Du Forsvinder

Regie: 
Peter Schønau Fog
Cast: 
Trine Dyrholm, Nikolaj Lie Kaas & Michael Nyqvist
Jaar: 
2017
Duur: 
117 minuten
Genre: 
Drama
Waardering: 
3 sterren

Ruim tien jaar na zijn veel geprezen film THE ART OF CRYING (2006) keert Peter Schønau Fog terug in de regisseursstoel. Vanwege zijn functie als adviseur voor het Deense Filminstituut had Fog het maken van films tijdelijk stopgezet, maar komt na jaren terug met DU FORSVINDER (‘Jij verdwijnt’), een adaptatie van de gelijknamige Deense bestseller, geschreven door Christian Jungersen.

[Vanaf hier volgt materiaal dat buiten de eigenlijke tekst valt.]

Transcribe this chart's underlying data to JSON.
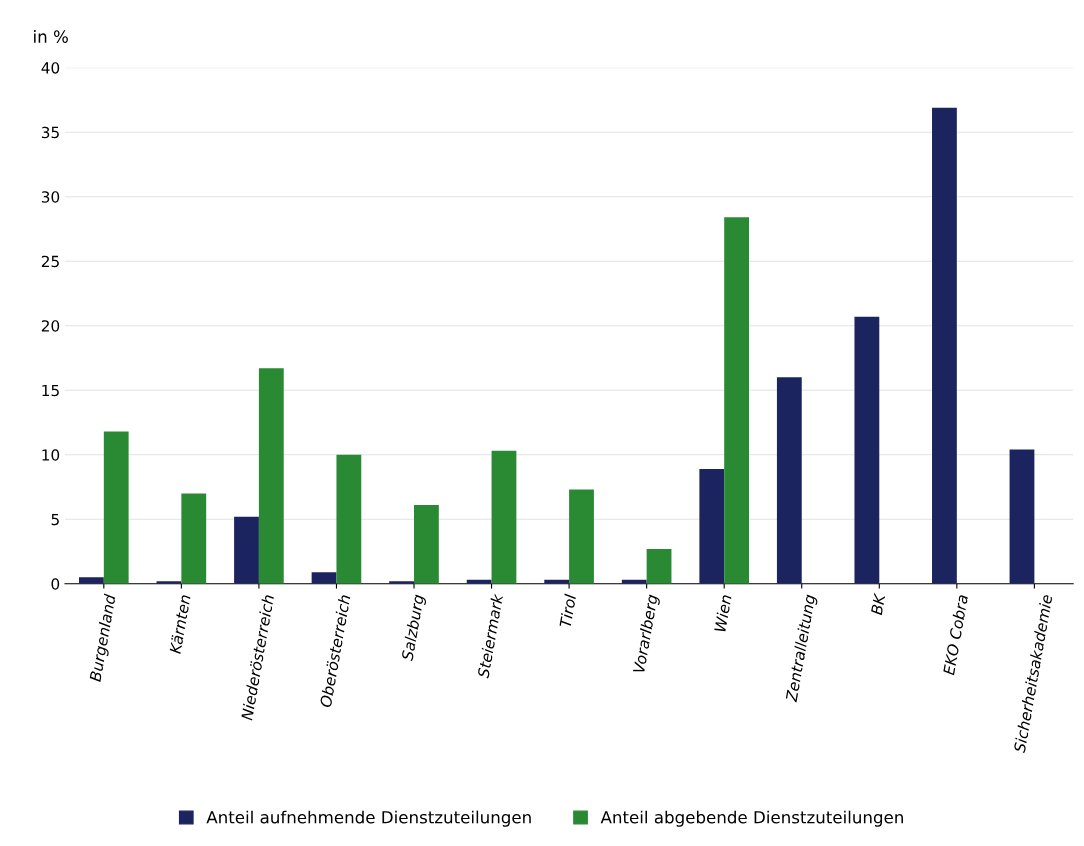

In tegenstelling tot THE ART OF CRYING, een zeer geslaagde zwarte komedie over een destructieve vader en een gezin dat lijdt onder diens misère, is DU FORSVINDER opvallend killer van sfeer. Dit komt vooral door de zwaarmoedige materie uit het boek van Jungersen: een gerespecteerde basisschooldirecteur heeft miljoenen Deense kronen gestolen maar was ten tijden van zijn misdrijf zelf slachtoffer van een hersentumor; kan hij daarom wel aansprakelijk worden gesteld door justitie? Gedurende de hele film volgen we de rechtszaak van de beschuldigde Frederik (Nikolaj Lie Kaas) op de voet en blijft de overkoepelende schuldvraag circuleren.

“We aren’t to blame for this situation”, zegt Mia (Trine Dyrholm), de zorgzame vrouw van Frederik, want “everything is predetermined”. Mia neemt deel aan een praatgroep waardoor zij veel over het menselijk brein komt te weten en deze bulk van kennis via voice-overs deelt en de kijker de les leest met neurologische feiten over de hersenen, bewustzijn en biologische systemen. Tegelijkertijd zien we het persoonlijke leven van de basisschooldirecteur in flashbacks langzaam afbrokkelen als gevolg van de treurige gebeurtenissen. Frederiks rechtszaak loopt hier als een chronologische rode draad doorheen.

Hoewel de montage losjes de fragmentarische structuur van het menselijk brein nabootst door van tijdlijn naar tijdlijn te springen (verwacht overigens geen Nolaniaanse tijdlijntrucjes) heb je als kijker, mede door de obsessieve focus op overstelpende neurobiologische vragen, het gevoel dat je een film zit te kijken terwijl je eigenlijk je eerstejaars Inleiding in de Biologie hoorcollege zou moeten volgen. Deze combinatie van didactiek en een verknipte vertelstructuur maakt de film op het eerste gezicht gewichtig en creëert een steriele afstandelijkheid.

Naarmate DU FORSVINDER vordert, nodigt de film uit om dichter tot het verhaal en de personages te komen. Hoewel Frederik even ongrijpbaar en onvoorspelbaar blijft (dit zijn symptomen van een hersentumor: hevige stemmingswisselingen, ontwijkend gedrag) komen we wel dichter bij de aftakeling van de familie met dank aan goed acteerspel en scherpe dialogen; bij Deense makers meestal wel in vertrouwde handen.

Maar door de chaotische combinatie van een formeel rechtsproces, terugblikken van een romantisch verleden en een turbulent heden, en daarbovenop nog eens didactische wijsheden blijft een duidelijk zwaartepunt uit. Het langdradige rechtsproces en de dramatische wendingen die te voorzien zijn in het persoonlijke leven van Mia en Frederik lijken de film onnodig moeilijk te maken. Het verhaal kan daarom de opeenstapeling van existentiële vragen niet fatsoenlijk huisvesten.

De focus is zoals gezegd geregeld zoek. Ligt die op Fredriks toekomst? Op Mia’s depressie en haar affaire met Frederiks advocaat? Of misschien wel op het stroeve juridische systeem dat zulke medische en neurobiologische verschijnselen in acht moet nemen bij een vonnis? In dit geval maakt het de film, zoals Frederik zelf, nét toegankelijk genoeg om een glimp van drama te voelen, maar ook dusdanig ongrijpbaar dat je niet meer goed weet waar je op moet letten.